La violación es una de las mayores barbaridades que el género humano ha puesto en práctica. El rechazo que tenemos desde aquí hacia ella no puede ser mayor. sencillamente es algo completamente despreciable. Algunas de las fantasías femeninas más habituales, y que no tenemos ningún pudor en confesar a nuestras amigas o a nuestra pareja, son hacer el amor con otra mujer, con un desconocido, con muchos hombres o en lugares insólitos. Sin embargo, existen otro tipo de fantasías que son menos confesables.
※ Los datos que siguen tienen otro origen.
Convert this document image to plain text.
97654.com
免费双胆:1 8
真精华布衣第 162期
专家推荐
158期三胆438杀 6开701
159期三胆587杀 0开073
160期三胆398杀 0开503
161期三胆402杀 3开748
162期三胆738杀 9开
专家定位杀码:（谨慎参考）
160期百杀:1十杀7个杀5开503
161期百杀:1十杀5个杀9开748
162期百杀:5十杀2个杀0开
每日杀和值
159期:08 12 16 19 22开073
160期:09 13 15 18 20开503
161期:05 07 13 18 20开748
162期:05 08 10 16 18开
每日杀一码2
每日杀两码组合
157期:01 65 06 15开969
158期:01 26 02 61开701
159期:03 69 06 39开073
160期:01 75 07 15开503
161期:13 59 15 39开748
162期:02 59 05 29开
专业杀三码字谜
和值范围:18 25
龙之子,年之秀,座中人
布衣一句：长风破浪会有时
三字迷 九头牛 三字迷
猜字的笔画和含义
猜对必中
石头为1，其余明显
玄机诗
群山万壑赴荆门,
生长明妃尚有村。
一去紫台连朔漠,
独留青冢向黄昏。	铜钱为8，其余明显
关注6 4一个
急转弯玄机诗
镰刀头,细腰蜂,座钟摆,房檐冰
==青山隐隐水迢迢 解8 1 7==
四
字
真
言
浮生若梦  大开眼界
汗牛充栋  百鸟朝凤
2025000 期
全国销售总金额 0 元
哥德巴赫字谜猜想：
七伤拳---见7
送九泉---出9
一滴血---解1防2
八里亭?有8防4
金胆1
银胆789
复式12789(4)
Una de estas fantasías es la de ser víctima de una violación. Si comentamos con alguien este tipo de fantasía podemos encontrar una gran incomprensión o incluso desprecio o rechazo y nos puede llegar a provocar un sentimiento de vergüenza y de culpabilidad.

¿Cómo es posible que deseemos que nos ocurra algo tan terrible y que sufren miles de mujeres cada año? Antes de agobiarnos por estos pensamientos debemos entender que la imaginación erótica es muy compleja y que hay que saber distinguir la fantasía de la realidad. No porque imaginemos algo, vamos a tener que hacerlo (en ese caso, la mayoría de los jefes habrían pasado ya a mejor vida). Las fantasías sexuales surgen muchas veces de forma inconsciente y no las podemos controlar. En esta caso, la violación no es más que eso, una fantasía sexual que nunca cumpliremos. No podemos por tanto clasificarlas como buenas o malas, debemos aprender a interpretarlas para saber por qué las ha generado nuestro inconsciente y de este modo, actuar en consecuencia.

Aunque en nuestra mente esta escena aparezca de modo muy erótico, ya que excluimos el trauma y la violencia de una violación real, pensar que esto pueda llegar a suceder realmente nos produce verdadero pánico. ¿Cómo se explica entonces que podamos tener  este tipo de fantasías? Los psicólogos, psicoanalistas y más expertos que han estudiado este tema, han determinado que puede ser debido a alguna de estas dos causas:

– Por sentirse irresistible. Dentro de su imaginación, una mujer puede sentirse tan deseable que los hombres no puedan controlar el deseo de estar con ella y el único modo que tienen de mantener relaciones sexuales con ella es forzándola.

– Como un modo de redimirse. Muchas veces el desarrollo de nuestra sexualidad (por motivos culturales, religiosos o de educación) está acompañado de un sentimiento de culpabilidad. Si nos ponemos en el lugar de la víctima de una relación sexual forzada, nos liberamos de esa culpabilidad que nos supone sentir placer. Es un modo de convencernos de que estamos sintiendo placer, pero no por voluntad propia.